A judge on the D.C. appeals court, Barrett was noncommittal when asked if she would weigh in on possible election disputes. “I can’t offer an opinion on recusal without short-circuiting that entire process,” she told Senator Patrick Leahy. While Supreme Court nominees have historically given vague responses to hypothetical questions or ones about potential cases, Barrett’s dodges are particularly concerning because Trump has made it clear that his rush to confirm her has everything to do with the election he plans to contest.
Senators asked Barrett several questions about Trump beyond the election. At least twice she declined to say whether the president can pardon himself, either because “that question has not been litigated or arisen,” she said, or because she could be asked to rule on the matter if she is confirmed. “That would be a legal question. That would be a constitutional question. And so, in keeping with my obligation not to give hints, previews, or forecasts of how I would resolve a case, that’s not one that I can answer,” she told Senator Cory Booker, who agreed that what has “never been an issue before” could very well be one soon — Trump has said he has the “absolute” power to pardon himself.
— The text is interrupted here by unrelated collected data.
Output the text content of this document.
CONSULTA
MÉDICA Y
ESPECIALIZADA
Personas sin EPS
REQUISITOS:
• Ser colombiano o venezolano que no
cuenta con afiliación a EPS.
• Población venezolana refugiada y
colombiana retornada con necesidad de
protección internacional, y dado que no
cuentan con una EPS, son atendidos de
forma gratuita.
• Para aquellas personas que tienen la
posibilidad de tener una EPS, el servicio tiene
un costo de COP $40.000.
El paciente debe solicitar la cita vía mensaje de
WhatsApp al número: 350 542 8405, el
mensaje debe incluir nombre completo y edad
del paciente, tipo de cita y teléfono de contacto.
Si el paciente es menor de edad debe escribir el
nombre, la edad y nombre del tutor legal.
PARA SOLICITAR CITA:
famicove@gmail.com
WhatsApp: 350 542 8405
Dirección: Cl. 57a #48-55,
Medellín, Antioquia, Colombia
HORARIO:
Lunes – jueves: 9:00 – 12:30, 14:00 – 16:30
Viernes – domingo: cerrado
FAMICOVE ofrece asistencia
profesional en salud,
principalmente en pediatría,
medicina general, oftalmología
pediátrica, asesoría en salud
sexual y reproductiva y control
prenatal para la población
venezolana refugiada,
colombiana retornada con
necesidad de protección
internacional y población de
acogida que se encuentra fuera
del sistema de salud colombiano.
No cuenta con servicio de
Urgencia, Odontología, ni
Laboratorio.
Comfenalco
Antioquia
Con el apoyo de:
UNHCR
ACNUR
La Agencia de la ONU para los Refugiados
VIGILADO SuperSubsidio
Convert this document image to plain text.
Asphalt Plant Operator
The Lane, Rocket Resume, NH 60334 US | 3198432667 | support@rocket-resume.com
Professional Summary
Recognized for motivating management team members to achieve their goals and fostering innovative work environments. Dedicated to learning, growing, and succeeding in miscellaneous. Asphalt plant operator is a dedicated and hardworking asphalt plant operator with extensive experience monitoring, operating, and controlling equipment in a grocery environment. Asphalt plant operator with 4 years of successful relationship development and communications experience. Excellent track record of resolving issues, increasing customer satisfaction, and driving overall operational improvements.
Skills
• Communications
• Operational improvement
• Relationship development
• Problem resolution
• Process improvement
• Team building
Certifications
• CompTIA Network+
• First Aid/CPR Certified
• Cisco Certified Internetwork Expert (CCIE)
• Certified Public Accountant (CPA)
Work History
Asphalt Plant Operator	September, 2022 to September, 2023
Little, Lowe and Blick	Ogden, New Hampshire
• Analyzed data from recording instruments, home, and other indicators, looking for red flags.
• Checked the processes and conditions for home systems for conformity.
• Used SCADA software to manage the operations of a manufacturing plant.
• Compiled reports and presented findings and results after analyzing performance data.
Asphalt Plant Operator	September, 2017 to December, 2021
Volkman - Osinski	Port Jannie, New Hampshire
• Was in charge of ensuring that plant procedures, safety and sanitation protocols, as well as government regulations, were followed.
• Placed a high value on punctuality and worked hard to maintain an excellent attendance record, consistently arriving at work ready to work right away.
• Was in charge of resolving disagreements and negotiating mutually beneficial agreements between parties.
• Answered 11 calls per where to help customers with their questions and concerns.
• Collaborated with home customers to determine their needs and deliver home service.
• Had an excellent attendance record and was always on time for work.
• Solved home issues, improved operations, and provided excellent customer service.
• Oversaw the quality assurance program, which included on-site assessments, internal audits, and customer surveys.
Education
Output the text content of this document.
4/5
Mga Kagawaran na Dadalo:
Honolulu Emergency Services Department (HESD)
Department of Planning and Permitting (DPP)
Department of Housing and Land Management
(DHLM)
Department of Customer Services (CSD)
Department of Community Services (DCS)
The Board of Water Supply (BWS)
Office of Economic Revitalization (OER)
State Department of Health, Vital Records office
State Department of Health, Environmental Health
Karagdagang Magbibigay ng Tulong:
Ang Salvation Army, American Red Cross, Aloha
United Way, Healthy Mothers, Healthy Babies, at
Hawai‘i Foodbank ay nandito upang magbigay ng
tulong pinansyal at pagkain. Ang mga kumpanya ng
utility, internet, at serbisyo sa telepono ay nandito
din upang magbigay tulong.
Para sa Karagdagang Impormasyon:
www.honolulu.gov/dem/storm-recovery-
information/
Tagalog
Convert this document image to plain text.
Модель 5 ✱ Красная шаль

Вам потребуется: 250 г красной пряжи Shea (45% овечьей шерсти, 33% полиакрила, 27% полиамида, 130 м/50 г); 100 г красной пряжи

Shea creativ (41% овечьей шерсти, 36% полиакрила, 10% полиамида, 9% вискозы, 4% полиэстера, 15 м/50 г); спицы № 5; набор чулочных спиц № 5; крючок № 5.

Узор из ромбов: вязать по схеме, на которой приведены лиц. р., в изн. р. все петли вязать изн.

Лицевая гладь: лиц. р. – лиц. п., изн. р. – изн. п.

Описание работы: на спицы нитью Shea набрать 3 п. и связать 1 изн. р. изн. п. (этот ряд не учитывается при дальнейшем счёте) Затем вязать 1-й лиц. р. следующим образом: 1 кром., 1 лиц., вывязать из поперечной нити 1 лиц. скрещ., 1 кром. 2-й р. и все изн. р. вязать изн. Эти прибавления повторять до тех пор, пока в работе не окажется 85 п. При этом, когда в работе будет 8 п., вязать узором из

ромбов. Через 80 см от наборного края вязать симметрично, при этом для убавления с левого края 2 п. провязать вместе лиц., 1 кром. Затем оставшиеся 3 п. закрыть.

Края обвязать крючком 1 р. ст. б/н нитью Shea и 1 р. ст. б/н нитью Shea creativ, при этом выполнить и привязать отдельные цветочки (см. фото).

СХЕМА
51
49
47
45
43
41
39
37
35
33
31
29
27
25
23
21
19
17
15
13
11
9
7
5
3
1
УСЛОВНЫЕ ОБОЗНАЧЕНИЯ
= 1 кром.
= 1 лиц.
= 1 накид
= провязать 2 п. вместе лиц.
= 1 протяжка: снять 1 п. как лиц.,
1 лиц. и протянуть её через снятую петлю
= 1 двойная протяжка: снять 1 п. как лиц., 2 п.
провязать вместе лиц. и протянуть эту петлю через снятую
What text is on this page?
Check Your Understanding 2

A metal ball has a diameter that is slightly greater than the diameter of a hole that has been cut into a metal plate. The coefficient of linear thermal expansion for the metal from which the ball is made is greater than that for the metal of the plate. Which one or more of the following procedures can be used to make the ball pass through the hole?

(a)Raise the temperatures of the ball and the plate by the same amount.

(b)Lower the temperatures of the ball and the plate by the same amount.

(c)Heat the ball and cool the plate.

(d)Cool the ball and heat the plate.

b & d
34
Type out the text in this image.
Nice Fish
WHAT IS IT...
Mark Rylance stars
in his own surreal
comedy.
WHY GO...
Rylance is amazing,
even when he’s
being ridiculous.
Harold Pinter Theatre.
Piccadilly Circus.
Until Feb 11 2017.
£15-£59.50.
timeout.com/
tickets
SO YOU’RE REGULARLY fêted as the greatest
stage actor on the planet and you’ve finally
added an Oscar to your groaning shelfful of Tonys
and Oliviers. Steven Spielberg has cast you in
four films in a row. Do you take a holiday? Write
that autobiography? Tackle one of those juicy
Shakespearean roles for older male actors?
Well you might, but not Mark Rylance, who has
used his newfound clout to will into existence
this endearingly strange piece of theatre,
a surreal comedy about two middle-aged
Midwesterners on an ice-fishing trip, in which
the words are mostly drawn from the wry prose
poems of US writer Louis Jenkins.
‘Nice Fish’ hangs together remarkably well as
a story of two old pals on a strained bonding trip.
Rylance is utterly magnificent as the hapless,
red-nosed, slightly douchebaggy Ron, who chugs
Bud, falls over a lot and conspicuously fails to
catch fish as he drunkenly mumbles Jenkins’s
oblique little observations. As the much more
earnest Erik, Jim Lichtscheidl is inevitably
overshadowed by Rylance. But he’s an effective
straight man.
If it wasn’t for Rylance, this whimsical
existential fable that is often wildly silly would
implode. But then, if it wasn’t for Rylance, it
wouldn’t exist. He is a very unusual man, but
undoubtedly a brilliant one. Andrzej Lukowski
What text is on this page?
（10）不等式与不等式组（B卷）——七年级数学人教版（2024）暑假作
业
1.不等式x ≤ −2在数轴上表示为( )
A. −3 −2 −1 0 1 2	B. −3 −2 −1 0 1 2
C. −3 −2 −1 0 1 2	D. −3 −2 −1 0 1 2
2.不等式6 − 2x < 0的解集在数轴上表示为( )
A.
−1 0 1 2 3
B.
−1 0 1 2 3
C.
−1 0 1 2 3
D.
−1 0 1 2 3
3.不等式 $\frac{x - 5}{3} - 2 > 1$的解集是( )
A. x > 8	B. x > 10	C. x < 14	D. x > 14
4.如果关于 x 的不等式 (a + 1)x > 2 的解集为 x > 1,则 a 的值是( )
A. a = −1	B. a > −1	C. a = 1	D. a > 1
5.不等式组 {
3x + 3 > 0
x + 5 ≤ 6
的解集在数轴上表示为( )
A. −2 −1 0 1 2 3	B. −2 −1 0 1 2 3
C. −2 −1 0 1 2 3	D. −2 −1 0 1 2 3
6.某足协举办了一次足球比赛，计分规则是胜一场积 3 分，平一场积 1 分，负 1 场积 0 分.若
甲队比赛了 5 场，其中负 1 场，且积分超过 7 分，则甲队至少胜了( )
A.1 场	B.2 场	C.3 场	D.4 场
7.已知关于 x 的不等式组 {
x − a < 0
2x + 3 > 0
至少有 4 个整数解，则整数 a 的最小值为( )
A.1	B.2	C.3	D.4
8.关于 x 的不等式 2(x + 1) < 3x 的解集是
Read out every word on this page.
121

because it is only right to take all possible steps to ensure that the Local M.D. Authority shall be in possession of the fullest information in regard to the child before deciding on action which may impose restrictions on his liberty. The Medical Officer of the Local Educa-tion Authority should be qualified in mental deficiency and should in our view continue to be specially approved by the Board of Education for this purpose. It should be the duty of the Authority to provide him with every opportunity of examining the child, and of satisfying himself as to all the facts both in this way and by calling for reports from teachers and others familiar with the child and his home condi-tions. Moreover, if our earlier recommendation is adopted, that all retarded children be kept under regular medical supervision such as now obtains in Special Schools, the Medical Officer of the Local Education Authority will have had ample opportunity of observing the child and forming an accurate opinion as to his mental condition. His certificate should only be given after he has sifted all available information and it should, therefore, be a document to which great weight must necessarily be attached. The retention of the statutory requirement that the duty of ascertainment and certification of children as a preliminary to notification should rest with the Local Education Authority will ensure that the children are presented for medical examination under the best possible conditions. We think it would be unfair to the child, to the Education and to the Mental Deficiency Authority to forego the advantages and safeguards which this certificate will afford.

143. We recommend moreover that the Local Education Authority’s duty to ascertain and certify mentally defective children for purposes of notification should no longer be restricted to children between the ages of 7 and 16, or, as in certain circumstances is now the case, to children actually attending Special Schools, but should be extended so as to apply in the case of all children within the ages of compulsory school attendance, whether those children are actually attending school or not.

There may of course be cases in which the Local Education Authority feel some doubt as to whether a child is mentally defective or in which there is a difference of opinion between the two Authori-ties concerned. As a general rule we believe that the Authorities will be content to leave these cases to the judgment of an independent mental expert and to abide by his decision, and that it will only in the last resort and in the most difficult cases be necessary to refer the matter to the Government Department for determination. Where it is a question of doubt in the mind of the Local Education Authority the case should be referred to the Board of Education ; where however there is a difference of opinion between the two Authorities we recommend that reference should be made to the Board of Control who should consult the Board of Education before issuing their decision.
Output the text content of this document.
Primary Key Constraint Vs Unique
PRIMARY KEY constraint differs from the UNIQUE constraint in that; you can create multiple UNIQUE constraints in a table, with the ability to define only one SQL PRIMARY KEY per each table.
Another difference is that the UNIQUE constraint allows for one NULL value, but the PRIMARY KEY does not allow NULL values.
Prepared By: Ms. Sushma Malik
The judge was similarly evasive on the topic of voting by mail, a method that Trump has repeatedly undermined by claiming without evidence that it is linked to widespread fraud. “Are absentee ballots, or better known as mail-in ballots, an essential way to vote for millions of Americans right now?” Senator Amy Klobuchar asked, to which Barrett replied, “That’s a matter of policy on which I can’t express a view.” Nor would Barrett clearly say whether the president can delay an election, despite the Constitution seeming to plainly state that he cannot. “I’d need to hear arguments from the litigants and read briefs and consult with my law clerks and talk to my colleagues and go through the opinion-writing process,” Barrett told Senator Dianne Feinstein about the president’s ability to postpone or delay an election, adding, “I think we want judges to approach cases thoughtfully and with an open mind.”